O conde suspirou e encarou a batalha abaixo dele por um segundo. Pode ser que o lorde estivesse certo afinal, pois tudo o que parecia representar uma segurança ao castelo estava despencando em favor dos invasores. Os arqueiros deles eram mais precisos, os guerreiros mais sanguinários.
— Está bem, Lestrange. Mas se Sua Majestade perguntar por que eu abandonei meu posto junto às ameias eu o culparei, sem duvidar um segundo.
— Ele agradecerá, Conde, confie em mim.
Os dois desceram rapidamente as escadas que os levariam até a entrada das passagens. Rockwood os encarou duvidoso, mas seguiu suas ordens e continuou instigando os soldados a atacar.

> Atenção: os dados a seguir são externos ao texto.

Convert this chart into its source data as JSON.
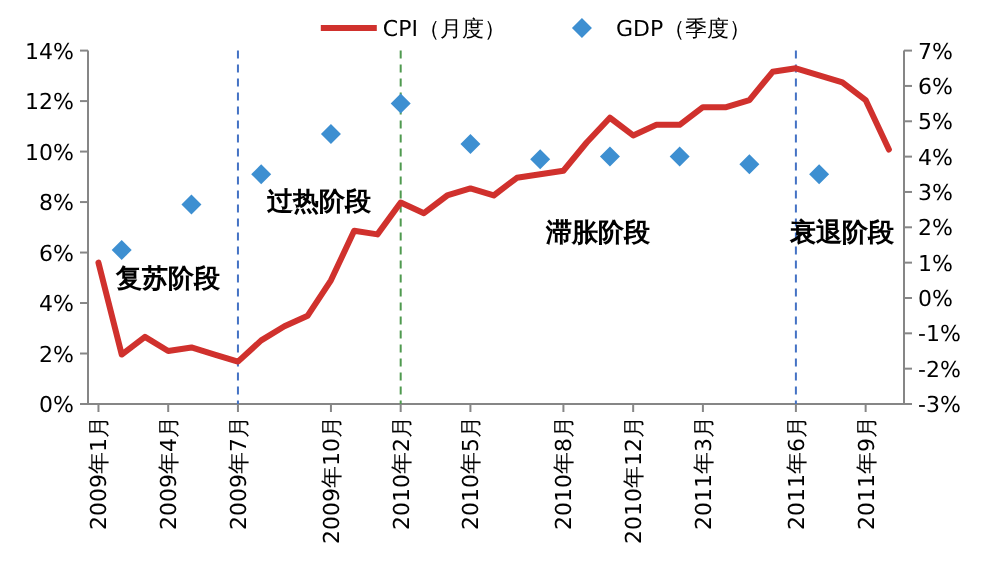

Ele mesmo havia escrito e enviado o pedido de auxilio ao castelo do súdito mais próximo, o Duque de Nott. Ele só esperava que aqueles soldados que estavam presos entre as muralhas, ainda que avançando perigosamente até a entrada da terceira muralha, fossem toda a força Atalaiana, porque então seria fácil de esmagá-los quando Nott chegasse.
A manhã ficava clara. O sol aquecia as peles e fazia os soldados suar. Era o verão que imperava em toda a sua força e violência. Os soldados de Atalaia estavam acostumados ao calor e às dificuldades, além disso, possuíam um incentivo maior que era a conquista de sua liberdade. Os arqueiros continuavam a disparar contra as muralhas, fazendo com que suas curvas flechas atingissem qualquer um que estivesse lá, disposto a disparar outras setas mortais, ou a derramar óleo fervente.
Logo, Macnair e Lestrange desapareciam sob as toneladas de pedra, em busca dos invasores invisíveis.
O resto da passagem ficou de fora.